The TSC 55 KEB uses thinner kerf blades, which makes sense for a cordless machine. A thinner blade uses less power, giving you more run time. That also makes this saw cut faster than my old, corded saw. Most manufacturers have been using thinner blades on their latest cordless products in the past few years, whether it’s a circular saw or reciprocating saw. This makes cordless tools cut quicker and batteries last longer. I know some may see this as a cause for concern. Theoretically, a thinner blade could wobble more and maybe not cut as well. I was quite happy with the quality of cut from this saw, but with a new sharp blade I wouldn’t expect there would be any issue with cut quality, regardless of kerf. Like most woodworkers, I’ve been using thin kerf blades on my table saw for years and I really don’t think about full kerf vs. thin kerf very often there, so I expect a thin kerf blade on this track saw would also not be a problem.

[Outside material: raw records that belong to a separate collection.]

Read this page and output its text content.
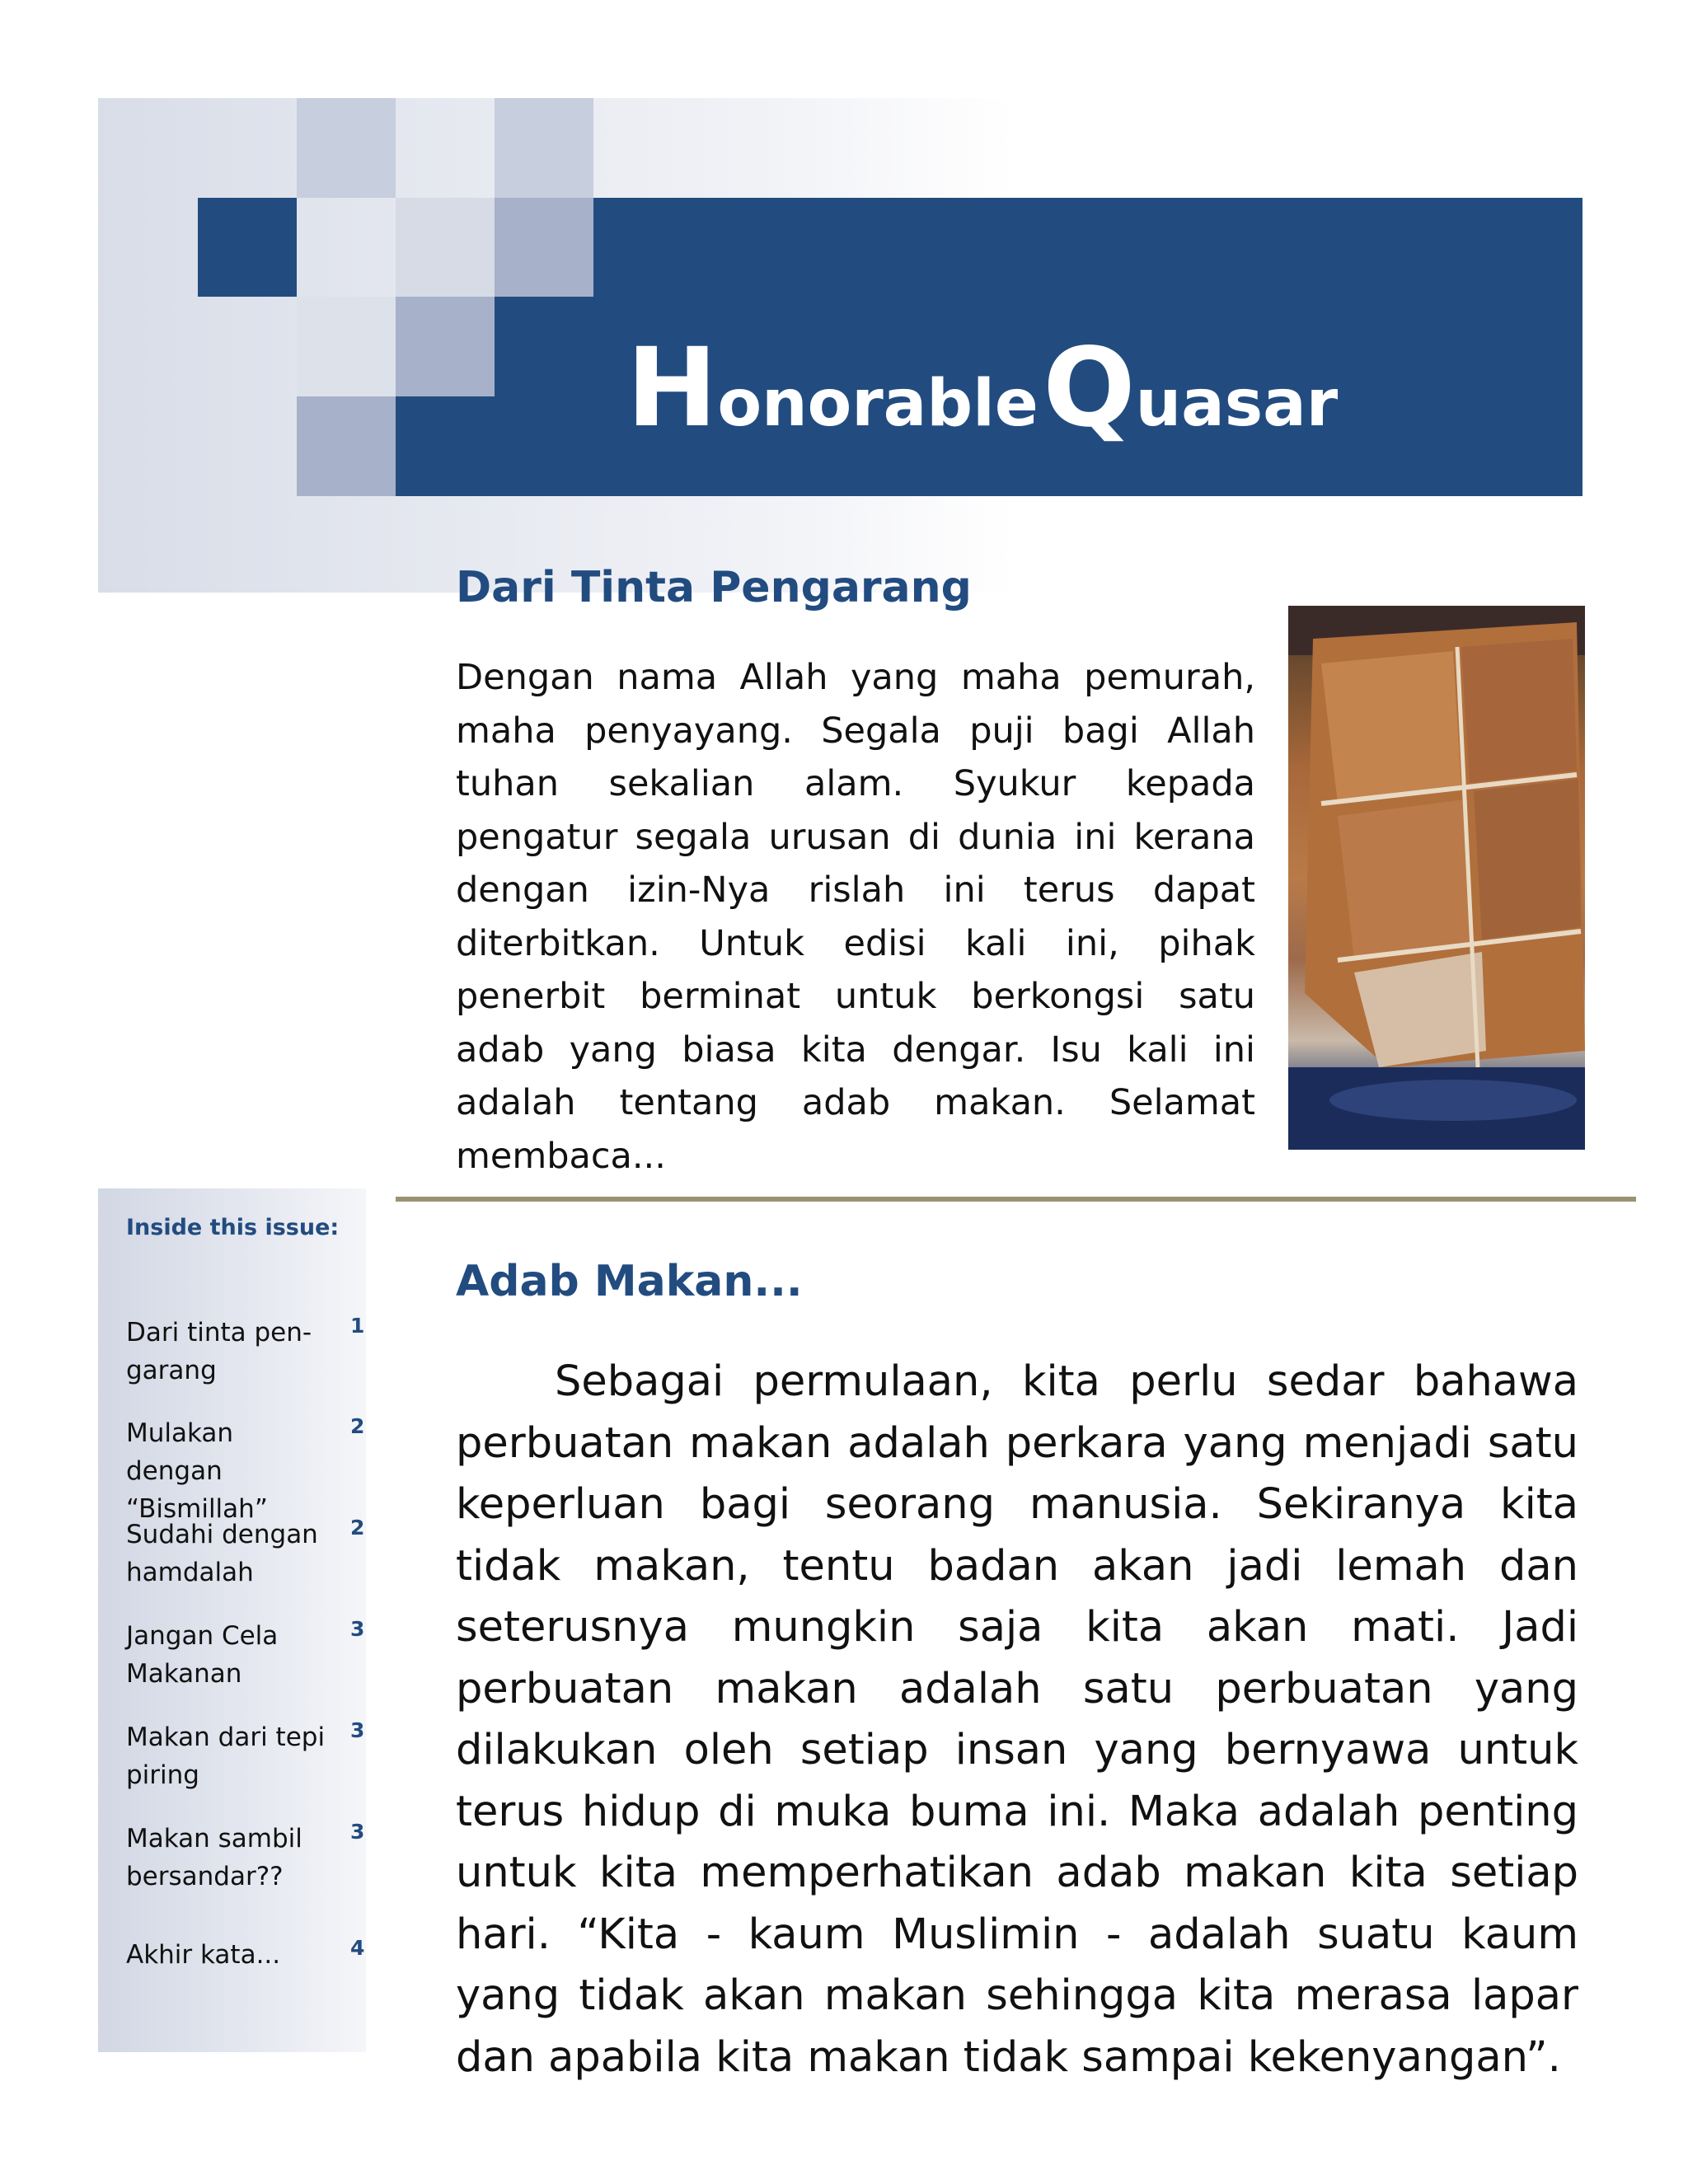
Honorable Quasar
Dari Tinta Pengarang

Dengan nama Allah yang maha pemurah, maha penyayang. Segala puji bagi Allah tuhan sekalian alam. Syukur kepada pengatur segala urusan di dunia ini kerana dengan izin-Nya rislah ini terus dapat diterbitkan. Untuk edisi kali ini, pihak penerbit berminat untuk berkongsi satu adab yang biasa kita dengar. Isu kali ini adalah tentang adab makan. Selamat membaca...

Inside this issue:
Dari tinta pen-garang
1
Mulakan dengan “Bismillah”
2
Sudahi dengan hamdalah
2
Jangan Cela Makanan
3
Makan dari tepi piring
3
Makan sambil bersandar??
3
Akhir kata...	4
Adab Makan...

Sebagai permulaan, kita perlu sedar bahawa perbuatan makan adalah perkara yang menjadi satu keperluan bagi seorang manusia. Sekiranya kita tidak makan, tentu badan akan jadi lemah dan seterusnya mungkin saja kita akan mati. Jadi perbuatan makan adalah satu perbuatan yang dilakukan oleh setiap insan yang bernyawa untuk terus hidup di muka buma ini. Maka adalah penting untuk kita memperhatikan adab makan kita setiap hari. “Kita - kaum Muslimin - adalah suatu kaum yang tidak akan makan sehingga kita merasa lapar dan apabila kita makan tidak sampai kekenyangan”.
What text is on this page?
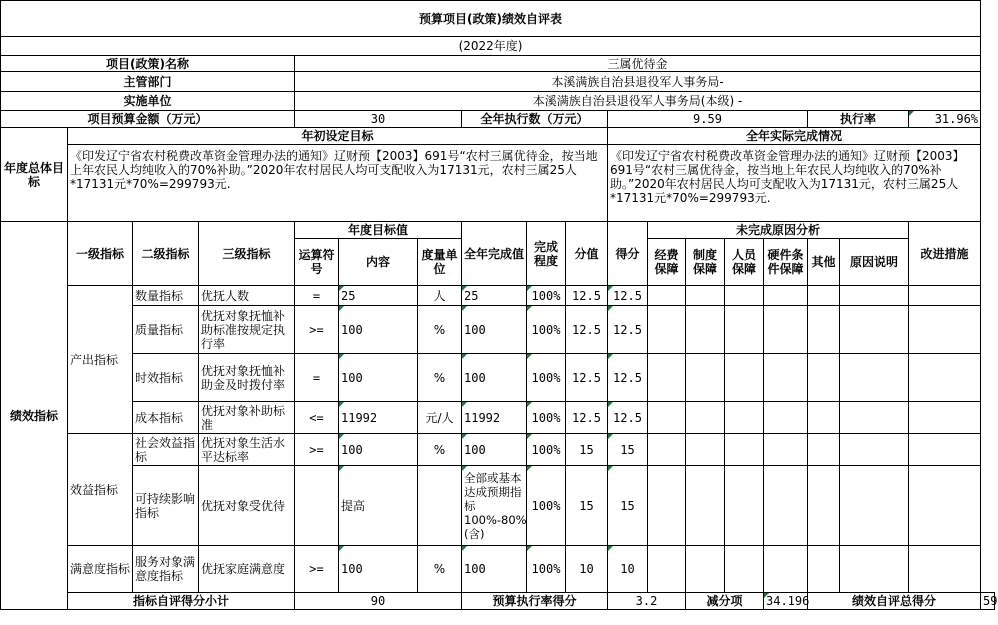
预算项目(政策)绩效自评表																		
(2022年度)																		
项目(政策)名称				三属优待金														
主管部门				本溪满族自治县退役军人事务局-														
实施单位				本溪满族自治县退役军人事务局(本级) -														
项目预算金额（万元）				30			全年执行数（万元）			9.59					执行率		31.96%	
年度总体目标	年初设定目标									全年实际完成情况								
	《印发辽宁省农村税费改革资金管理办法的通知》辽财预【2003】691号“农村三属优待金，按当地上年农民人均纯收入的70%补助。”2020年农村居民人均可支配收入为17131元，农村三属25人*17131元*70%=299793元.									《印发辽宁省农村税费改革资金管理办法的通知》辽财预【2003】691号“农村三属优待金，按当地上年农民人均纯收入的70%补助。”2020年农村居民人均可支配收入为17131元，农村三属25人*17131元*70%=299793元.								
绩效指标	一级指标	二级指标	三级指标	年度目标值			全年完成值	完成程度	分值	得分	未完成原因分析						改进措施	
				运算符号	内容	度量单位					经费保障	制度保障	人员保障	硬件条件保障	其他	原因说明		
	产出指标	数量指标	优抚人数	=	25	人	25	100%	12.5	12.5								
		质量指标	优抚对象抚恤补助标准按规定执行率	>=	100	%	100	100%	12.5	12.5								
		时效指标	优抚对象抚恤补助金及时拨付率	=	100	%	100	100%	12.5	12.5								
		成本指标	优抚对象补助标准	<=	11992	元/人	11992	100%	12.5	12.5								
	效益指标	社会效益指标	优抚对象生活水平达标率	>=	100	%	100	100%	15	15								
		可持续影响指标	优抚对象受优待		提高		全部或基本达成预期指标100%-80%(含)	100%	15	15								
	满意度指标	服务对象满意度指标	优抚家庭满意度	>=	100	%	100	100%	10	10								
	指标自评得分小计			90			预算执行率得分			3.2		减分项		34.196	绩效自评总得分			59
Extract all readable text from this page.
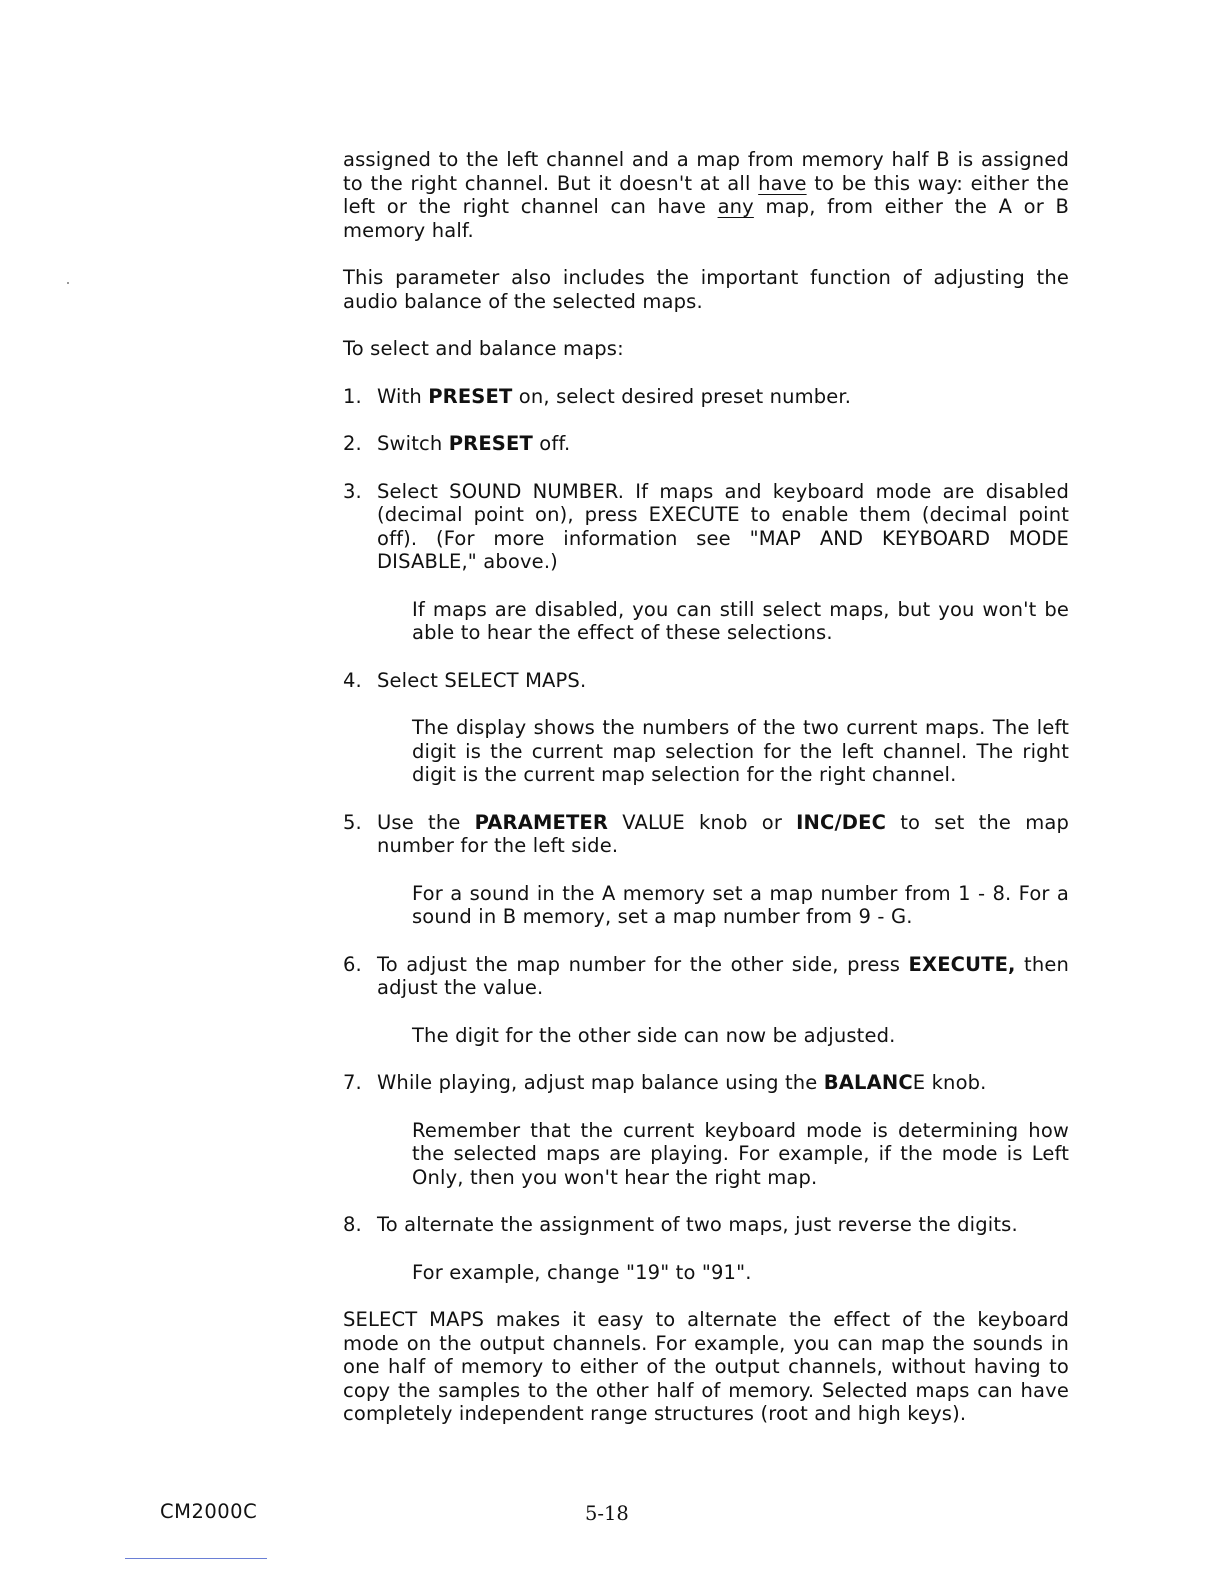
assigned to the left channel and a map from memory half B is assigned to the right channel. But it doesn't at all have to be this way: either the left or the right channel can have any map, from either the A or B memory half.

This parameter also includes the important function of adjusting the audio balance of the selected maps.

To select and balance maps:

1. With PRESET on, select desired preset number.
2. Switch PRESET off.
3. Select SOUND NUMBER. If maps and keyboard mode are disabled (decimal point on), press EXECUTE to enable them (decimal point off). (For more information see "MAP AND KEYBOARD MODE DISABLE," above.)

If maps are disabled, you can still select maps, but you won't be able to hear the effect of these selections.

4. Select SELECT MAPS.

The display shows the numbers of the two current maps. The left digit is the current map selection for the left channel. The right digit is the current map selection for the right channel.

5. Use the PARAMETER VALUE knob or INC/DEC to set the map number for the left side.

For a sound in the A memory set a map number from 1 - 8. For a sound in B memory, set a map number from 9 - G.

6. To adjust the map number for the other side, press EXECUTE, then adjust the value.

The digit for the other side can now be adjusted.

7. While playing, adjust map balance using the BALANCE knob.

Remember that the current keyboard mode is determining how the selected maps are playing. For example, if the mode is Left Only, then you won't hear the right map.

8. To alternate the assignment of two maps, just reverse the digits.

For example, change "19" to "91".

SELECT MAPS makes it easy to alternate the effect of the keyboard mode on the output channels. For example, you can map the sounds in one half of memory to either of the output channels, without having to copy the samples to the other half of memory. Selected maps can have completely independent range structures (root and high keys).

CM2000C	5-18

One change on this model that surprised me is the removal of the riving knife. This model has electronics to detect kickback and will rapidly stop the motor if the saw is kicking back. I like the addition of kickback detection to the saw, but I wonder why they removed the riving knife. The lack of riving knife does make it somewhat easier to change the blade on this saw, and perhaps this was the reason for its removal.
The other advantage that comes with being cordless is a high degree of mobility. I did some work out in the yard and it was nice not to worry about a cord. I built a new deck a few months ago, so I used the track saw to trim all the boards to length. As the project inevitably was spread out over several days, it was convenient to be able to just grab the saw and a track and go work rather than lose time setting up.
I also like that Festool has zero-clearance support on both sides of the blade. Most track saws provide zero clearance support on the track side of the blade, but nothing on the other side. When working with expensive veneer plywood it’s nice to waste as little as possible. With zero clearance support on both sides of the blade, there’s zero tear-out or chipping along both cut edges. You can usually get good splinter-free cuts in veneer with a sharp blade, but once a blade has a few miles on it, you really need zero clearance support to keep a crisp, tear-out-free edge.
Overall, I would recommend this saw if you’re in the market for a new track saw. I would also recommend a cordless saw over a corded version. I like the power of the Festool and the speed at which you can cut. I also like that it has zero clearance support on both sides of the blade.